6. On a final note, what are some of the initiatives that you believe Canadian organizations and corporations should implement to solve the diversity issue?

Now, this is a topic I could discuss endlessly. The first step towards change is that we need to reframe diversity and inclusion. Diversity is a fact – often driven by macroeconomics and the multicultural nature of the Canadian population today. The harder work lies in creating inclusive and equitable workplaces.

Inclusion is the foundation for diversity, The problem with obsessing about diversity is that it can quickly translate into a tactic and result in short-term change. On the other hand, if you as a business leader committed to taking on the hard work around inclusion, then diversity will follow.

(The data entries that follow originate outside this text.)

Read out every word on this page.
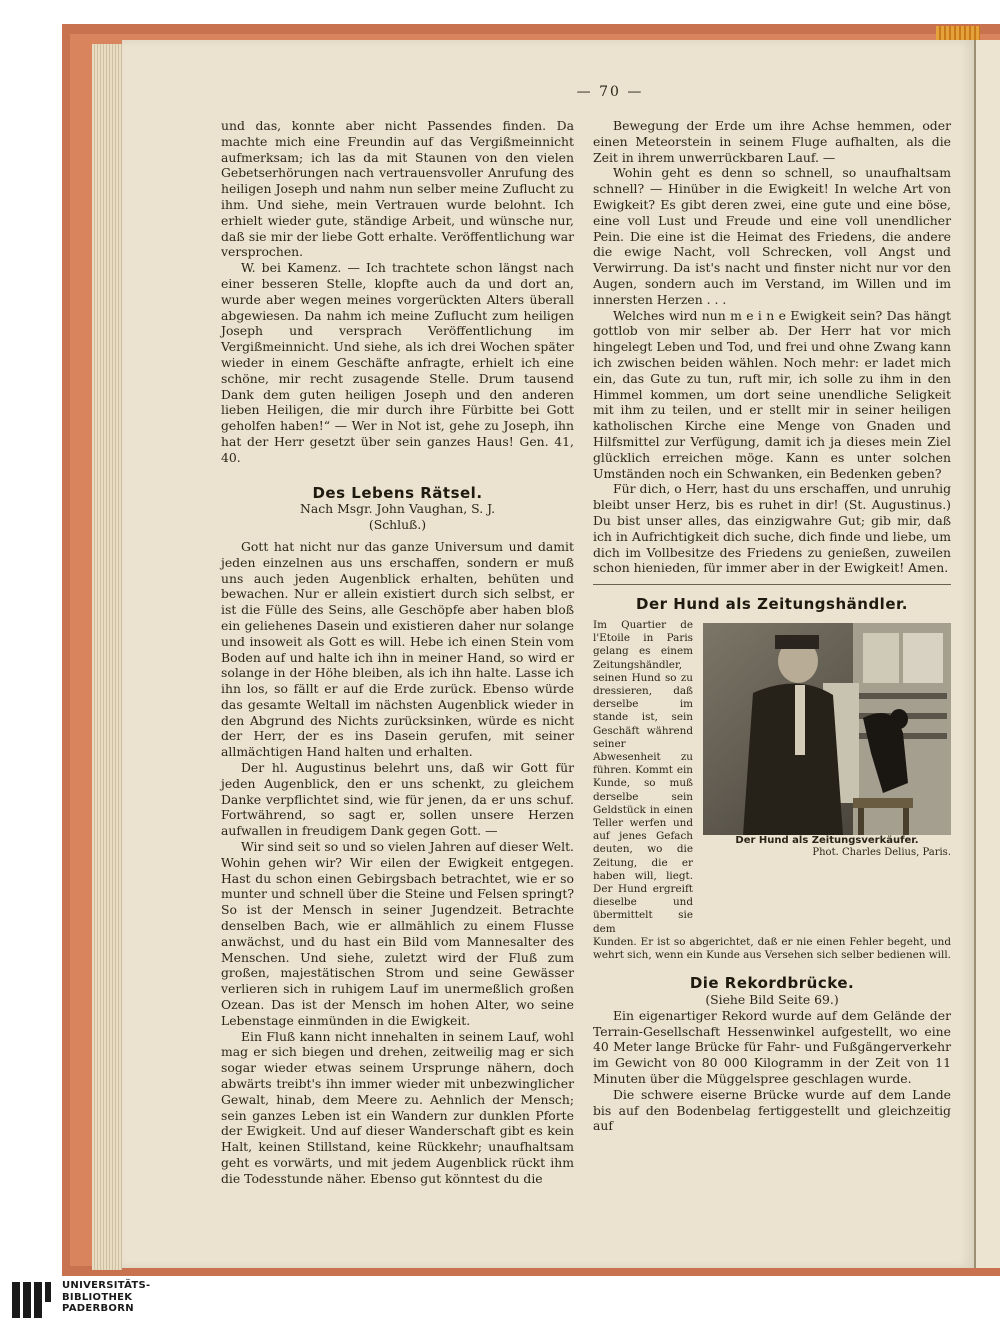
— 70 —

und das, konnte aber nicht Passendes finden. Da machte mich eine Freundin auf das Vergißmeinnicht aufmerksam; ich las da mit Staunen von den vielen Gebetserhörungen nach vertrauensvoller Anrufung des heiligen Joseph und nahm nun selber meine Zuflucht zu ihm. Und siehe, mein Vertrauen wurde belohnt. Ich erhielt wieder gute, ständige Arbeit, und wünsche nur, daß sie mir der liebe Gott erhalte. Veröffentlichung war versprochen.

W. bei Kamenz. — Ich trachtete schon längst nach einer besseren Stelle, klopfte auch da und dort an, wurde aber wegen meines vorgerückten Alters überall abgewiesen. Da nahm ich meine Zuflucht zum heiligen Joseph und versprach Veröffentlichung im Vergißmeinnicht. Und siehe, als ich drei Wochen später wieder in einem Geschäfte anfragte, erhielt ich eine schöne, mir recht zusagende Stelle. Drum tausend Dank dem guten heiligen Joseph und den anderen lieben Heiligen, die mir durch ihre Fürbitte bei Gott geholfen haben!“ — Wer in Not ist, gehe zu Joseph, ihn hat der Herr gesetzt über sein ganzes Haus! Gen. 41, 40.

Des Lebens Rätsel.

Nach Msgr. John Vaughan, S. J.

(Schluß.)

Gott hat nicht nur das ganze Universum und damit jeden einzelnen aus uns erschaffen, sondern er muß uns auch jeden Augenblick erhalten, behüten und bewachen. Nur er allein existiert durch sich selbst, er ist die Fülle des Seins, alle Geschöpfe aber haben bloß ein geliehenes Dasein und existieren daher nur solange und insoweit als Gott es will. Hebe ich einen Stein vom Boden auf und halte ich ihn in meiner Hand, so wird er solange in der Höhe bleiben, als ich ihn halte. Lasse ich ihn los, so fällt er auf die Erde zurück. Ebenso würde das gesamte Weltall im nächsten Augenblick wieder in den Abgrund des Nichts zurücksinken, würde es nicht der Herr, der es ins Dasein gerufen, mit seiner allmächtigen Hand halten und erhalten.

Der hl. Augustinus belehrt uns, daß wir Gott für jeden Augenblick, den er uns schenkt, zu gleichem Danke verpflichtet sind, wie für jenen, da er uns schuf. Fortwährend, so sagt er, sollen unsere Herzen aufwallen in freudigem Dank gegen Gott. —

Wir sind seit so und so vielen Jahren auf dieser Welt. Wohin gehen wir? Wir eilen der Ewigkeit entgegen. Hast du schon einen Gebirgsbach betrachtet, wie er so munter und schnell über die Steine und Felsen springt? So ist der Mensch in seiner Jugendzeit. Betrachte denselben Bach, wie er allmählich zu einem Flusse anwächst, und du hast ein Bild vom Mannesalter des Menschen. Und siehe, zuletzt wird der Fluß zum großen, majestätischen Strom und seine Gewässer verlieren sich in ruhigem Lauf im unermeßlich großen Ozean. Das ist der Mensch im hohen Alter, wo seine Lebenstage einmünden in die Ewigkeit.

Ein Fluß kann nicht innehalten in seinem Lauf, wohl mag er sich biegen und drehen, zeitweilig mag er sich sogar wieder etwas seinem Ursprunge nähern, doch abwärts treibt's ihn immer wieder mit unbezwinglicher Gewalt, hinab, dem Meere zu. Aehnlich der Mensch; sein ganzes Leben ist ein Wandern zur dunklen Pforte der Ewigkeit. Und auf dieser Wanderschaft gibt es kein Halt, keinen Stillstand, keine Rückkehr; unaufhaltsam geht es vorwärts, und mit jedem Augenblick rückt ihm die Todesstunde näher. Ebenso gut könntest du die

Bewegung der Erde um ihre Achse hemmen, oder einen Meteorstein in seinem Fluge aufhalten, als die Zeit in ihrem unwerrückbaren Lauf. —

Wohin geht es denn so schnell, so unaufhaltsam schnell? — Hinüber in die Ewigkeit! In welche Art von Ewigkeit? Es gibt deren zwei, eine gute und eine böse, eine voll Lust und Freude und eine voll unendlicher Pein. Die eine ist die Heimat des Friedens, die andere die ewige Nacht, voll Schrecken, voll Angst und Verwirrung. Da ist's nacht und finster nicht nur vor den Augen, sondern auch im Verstand, im Willen und im innersten Herzen . . .

Welches wird nun m e i n e Ewigkeit sein? Das hängt gottlob von mir selber ab. Der Herr hat vor mich hingelegt Leben und Tod, und frei und ohne Zwang kann ich zwischen beiden wählen. Noch mehr: er ladet mich ein, das Gute zu tun, ruft mir, ich solle zu ihm in den Himmel kommen, um dort seine unendliche Seligkeit mit ihm zu teilen, und er stellt mir in seiner heiligen katholischen Kirche eine Menge von Gnaden und Hilfsmittel zur Verfügung, damit ich ja dieses mein Ziel glücklich erreichen möge. Kann es unter solchen Umständen noch ein Schwanken, ein Bedenken geben?

Für dich, o Herr, hast du uns erschaffen, und unruhig bleibt unser Herz, bis es ruhet in dir! (St. Augustinus.) Du bist unser alles, das einzigwahre Gut; gib mir, daß ich in Aufrichtigkeit dich suche, dich finde und liebe, um dich im Vollbesitze des Friedens zu genießen, zuweilen schon hienieden, für immer aber in der Ewigkeit! Amen.

Der Hund als Zeitungshändler.

Im Quartier de l'Etoile in Paris gelang es einem Zeitungshändler, seinen Hund so zu dressieren, daß derselbe im stande ist, sein Geschäft während seiner Abwesenheit zu führen. Kommt ein Kunde, so muß derselbe sein Geldstück in einen Teller werfen und auf jenes Gefach deuten, wo die Zeitung, die er haben will, liegt. Der Hund ergreift dieselbe und übermittelt sie dem

Der Hund als Zeitungsverkäufer.
Phot. Charles Delius, Paris.

Kunden. Er ist so abgerichtet, daß er nie einen Fehler begeht, und wehrt sich, wenn ein Kunde aus Versehen sich selber bedienen will.

Die Rekordbrücke.

(Siehe Bild Seite 69.)

Ein eigenartiger Rekord wurde auf dem Gelände der Terrain-Gesellschaft Hessenwinkel aufgestellt, wo eine 40 Meter lange Brücke für Fahr- und Fußgängerverkehr im Gewicht von 80 000 Kilogramm in der Zeit von 11 Minuten über die Müggelspree geschlagen wurde.

Die schwere eiserne Brücke wurde auf dem Lande bis auf den Bodenbelag fertiggestellt und gleichzeitig auf

UNIVERSITÄTS-
BIBLIOTHEK
PADERBORN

A few ways organizations can start to create inclusive workplaces include, but are not limited to:

  • Be open to structural change. Diversity and Inclusion need to underscore your operational plans. This pandemic has taught us that overnight structural change is possible to work when the need arises.
  • Get buy-in at all levels. You can’t change corporate culture just at the top of the organization chart. Everyone across the organization has a role to play.
  • Revisit the “chemistry/culture fit.” The final step of agency or personnel interviews often involves looking for sameness – this needs to go. Stop building cookie-cutter teams; instead, look for complementary skills. There’s strength in diversity.
  • Track your progress. Set clear inclusion goals and build them into annual corporate benchmarks as well as individual employee performance reviews.
  • Align your internal and external communications. If you’re rallying to build an inclusive workplace, bring your external partners along the journey. They will want to know and you could inspire them to consider change within their own workplaces.